Revenons un instant, si vous le voulez, sur cette question de la date de la fin des temps. Car oui, Jésus reviendra à la fin des temps. Ça fait partie de la foi chrétienne, que nous récitons dimanche après dimanche : il reviendra dans la gloire pour juger les vivants et les morts.
Dans ces signes, il y a ce qu'on pourrait appeler des signes lointains et des signes proches. Les signaux lointains, c'est pour vous dire qu'il y a quelque chose qui est en train de s'accélérer, mais on n'y est pas encore. Et vous avez des signes proches, des signes qui vous disent cette fois-ci l'imminence de la fin des temps.
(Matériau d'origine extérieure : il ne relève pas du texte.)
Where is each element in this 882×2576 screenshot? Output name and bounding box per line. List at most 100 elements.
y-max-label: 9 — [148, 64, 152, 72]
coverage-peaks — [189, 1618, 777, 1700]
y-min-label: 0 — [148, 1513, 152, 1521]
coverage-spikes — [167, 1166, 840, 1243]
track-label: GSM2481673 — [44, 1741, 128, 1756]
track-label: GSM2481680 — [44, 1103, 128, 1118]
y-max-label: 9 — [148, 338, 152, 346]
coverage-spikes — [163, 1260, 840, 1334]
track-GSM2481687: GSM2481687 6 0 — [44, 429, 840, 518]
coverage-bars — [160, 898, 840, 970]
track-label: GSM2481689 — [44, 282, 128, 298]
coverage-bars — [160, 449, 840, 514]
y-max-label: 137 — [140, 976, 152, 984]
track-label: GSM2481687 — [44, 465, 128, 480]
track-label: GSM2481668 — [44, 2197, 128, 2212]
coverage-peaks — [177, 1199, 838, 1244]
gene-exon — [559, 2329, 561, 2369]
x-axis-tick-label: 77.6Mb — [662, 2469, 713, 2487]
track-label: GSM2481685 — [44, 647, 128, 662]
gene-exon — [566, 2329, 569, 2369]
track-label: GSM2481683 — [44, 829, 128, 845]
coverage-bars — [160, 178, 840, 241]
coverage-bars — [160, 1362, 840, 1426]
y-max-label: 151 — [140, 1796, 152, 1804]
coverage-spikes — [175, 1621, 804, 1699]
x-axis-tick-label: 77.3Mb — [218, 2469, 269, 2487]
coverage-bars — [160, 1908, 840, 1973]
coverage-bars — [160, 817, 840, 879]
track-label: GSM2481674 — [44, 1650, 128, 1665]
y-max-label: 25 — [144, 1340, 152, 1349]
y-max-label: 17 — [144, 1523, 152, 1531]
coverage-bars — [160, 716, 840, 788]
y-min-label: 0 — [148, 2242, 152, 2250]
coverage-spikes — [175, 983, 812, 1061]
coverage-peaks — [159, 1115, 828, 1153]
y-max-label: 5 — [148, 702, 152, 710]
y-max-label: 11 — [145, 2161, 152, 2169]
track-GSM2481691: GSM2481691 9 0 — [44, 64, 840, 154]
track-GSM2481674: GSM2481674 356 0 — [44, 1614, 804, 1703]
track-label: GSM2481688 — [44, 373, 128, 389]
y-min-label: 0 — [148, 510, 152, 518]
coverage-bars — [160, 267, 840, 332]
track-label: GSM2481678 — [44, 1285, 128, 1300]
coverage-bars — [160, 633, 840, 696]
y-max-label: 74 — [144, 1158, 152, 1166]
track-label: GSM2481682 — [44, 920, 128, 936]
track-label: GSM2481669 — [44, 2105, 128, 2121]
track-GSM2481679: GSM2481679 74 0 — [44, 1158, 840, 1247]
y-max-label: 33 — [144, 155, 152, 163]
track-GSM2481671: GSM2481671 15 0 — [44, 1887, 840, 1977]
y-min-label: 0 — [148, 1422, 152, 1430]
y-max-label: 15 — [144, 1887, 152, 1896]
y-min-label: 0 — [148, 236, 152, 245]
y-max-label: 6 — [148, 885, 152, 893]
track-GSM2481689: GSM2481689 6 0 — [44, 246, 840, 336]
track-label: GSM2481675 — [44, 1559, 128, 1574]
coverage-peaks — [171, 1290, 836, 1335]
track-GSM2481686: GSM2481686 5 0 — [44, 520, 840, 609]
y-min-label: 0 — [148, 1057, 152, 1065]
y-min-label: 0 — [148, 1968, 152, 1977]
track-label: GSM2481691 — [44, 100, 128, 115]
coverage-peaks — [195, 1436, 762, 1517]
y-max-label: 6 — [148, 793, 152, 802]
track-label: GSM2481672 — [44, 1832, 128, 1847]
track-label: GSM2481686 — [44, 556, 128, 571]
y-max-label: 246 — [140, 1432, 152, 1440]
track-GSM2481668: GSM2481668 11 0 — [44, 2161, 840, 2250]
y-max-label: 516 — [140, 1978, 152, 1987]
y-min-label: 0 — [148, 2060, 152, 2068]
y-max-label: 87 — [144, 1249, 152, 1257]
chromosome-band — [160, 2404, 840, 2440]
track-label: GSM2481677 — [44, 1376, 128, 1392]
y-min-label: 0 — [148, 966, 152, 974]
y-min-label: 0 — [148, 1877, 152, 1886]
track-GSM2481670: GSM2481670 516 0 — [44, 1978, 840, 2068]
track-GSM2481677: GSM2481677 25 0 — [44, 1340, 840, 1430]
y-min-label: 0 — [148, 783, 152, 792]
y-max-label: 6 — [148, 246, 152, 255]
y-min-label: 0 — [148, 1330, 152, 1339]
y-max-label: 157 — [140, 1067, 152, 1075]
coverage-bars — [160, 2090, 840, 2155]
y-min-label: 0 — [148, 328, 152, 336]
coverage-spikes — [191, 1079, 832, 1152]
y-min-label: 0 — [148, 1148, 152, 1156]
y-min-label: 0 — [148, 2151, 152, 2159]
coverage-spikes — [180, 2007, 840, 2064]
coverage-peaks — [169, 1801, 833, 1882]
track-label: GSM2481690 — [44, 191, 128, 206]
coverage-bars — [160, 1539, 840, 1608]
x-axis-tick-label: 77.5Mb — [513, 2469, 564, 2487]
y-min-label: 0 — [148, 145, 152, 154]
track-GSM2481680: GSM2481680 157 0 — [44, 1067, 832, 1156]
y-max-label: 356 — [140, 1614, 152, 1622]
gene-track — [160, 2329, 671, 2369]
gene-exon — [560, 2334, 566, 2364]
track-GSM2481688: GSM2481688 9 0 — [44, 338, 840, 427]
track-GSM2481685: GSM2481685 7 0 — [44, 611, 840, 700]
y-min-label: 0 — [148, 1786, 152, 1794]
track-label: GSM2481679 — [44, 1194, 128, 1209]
Dans les signes lointains, les signaux avant-coureurs — on pourrait appeler ça encore des signaux faibles — vous avez les guerres, vous avez les catastrophes naturelles, vous avez l'apostasie de masse. Tiens, celui-là n'est-il pas déjà réalisé ? Vous avez le regain de la prédication évangélique. Tiens, cela n'est-il pas là aussi réalisé ? Et vous avez un sentiment diffus de perte de foi, de charisme et de charité à l'intérieur de l'Église. Ça, ce sont les signaux lointains, et pour une part, je m'excuse de devoir le dire, mais malheureusement ils sont déjà réalisés.
Et puis ensuite, vous avez les signaux proches, les signaux forts, les signaux qui montrent l'imminence de la venue du Royaume des Cieux. Et cette fois-ci, il sera question d'une abomination de la désolation. On ne sait pas exactement ce que ça veut dire. On pourrait probablement le mettre en lien avec la figure de l'Antéchrist dont parlent saint Paul et saint Jean. Avec l'abomination de la désolation, il y aura aussi une tribulation, c'est-à-dire des épreuves telles qu'il n'y en a jamais eu depuis le début du monde jusqu'à maintenant, et jusqu'à la fin des temps. Ça, c'est un terme qui vous vient en fait du livre de l'Exode : quand il y avait les dix plaies, Dieu disait à Moïse que c'est une tribulation telle que l'Égypte n'en a pas connu depuis le début de sa fondation jusqu'à maintenant. Donc il y aura une tribulation extrêmement grande, et puis aussi une multiplication des faux signes et des faux prodiges.
Et alors, après, vous aurez ce qu'on appelle la grande déflagration : Dieu qui enverra ses anges pour rassembler tous les élus, puis la résurrection de la chair, et après la résurrection de la chair, le rassemblement des nations pour le jugement.
Quand cela va-t-il arriver ? On ne sait pas, et Jésus se garde bien de nous donner l'heure et la date — et on comprend. Imaginez que Jésus nous ait donné la date de la fin du monde : on serait bien embêtés. Soit c'est pour tout de suite, et puis nous serions dans une fébrilité telle qu'il n'y aurait rien à tirer de nous. Soit c'est pour dans longtemps, et dans ce cas-là nous serions en train de dormir et de nous reposer. Donc on comprend que Jésus refuse de donner la réponse à la question « Quand cela arrivera-t-il ? » et qu'il parle par paraboles interposées. Il n'est pas sage pour l'homme de connaître le temps de sa venue.
Ce qui doit nous caractériser, c'est la vigilance, l'état d'éveil spirituel qui nous pousse à faire le bien plutôt que le mal, à nous tourner vers la lumière plutôt que vers les ténèbres. Et Jésus va multiplier là les paraboles pour nous dire à quel point la vigilance est une des vertus qui doit caractériser l'agir chrétien.
Nous terminerons ce discours apocalyptique dans le prochain épisode. En attendant, petite pause poétique.
Psaume 118 (h)
Mon partage, Seigneur, je l'ai dit, c'est d'observer tes paroles.
De tout mon cœur, je quête ton regard : pitié pour moi selon tes promesses.
J'examine la voie que j'ai prise : mes pas me ramènent à tes exigences.
Je me hâte et ne tarde pas d'observer tes volontés.
Les pièges de l'impie m'environnent : je n'oublie pas ta loi.
Au milieu de la nuit, je me lève et te rends grâce pour tes justes décisions.
Je suis lié à tous ceux qui te craignent et qui observent tes préceptes.
Ton amour, Seigneur, remplit la terre ; apprends-moi tes commandements.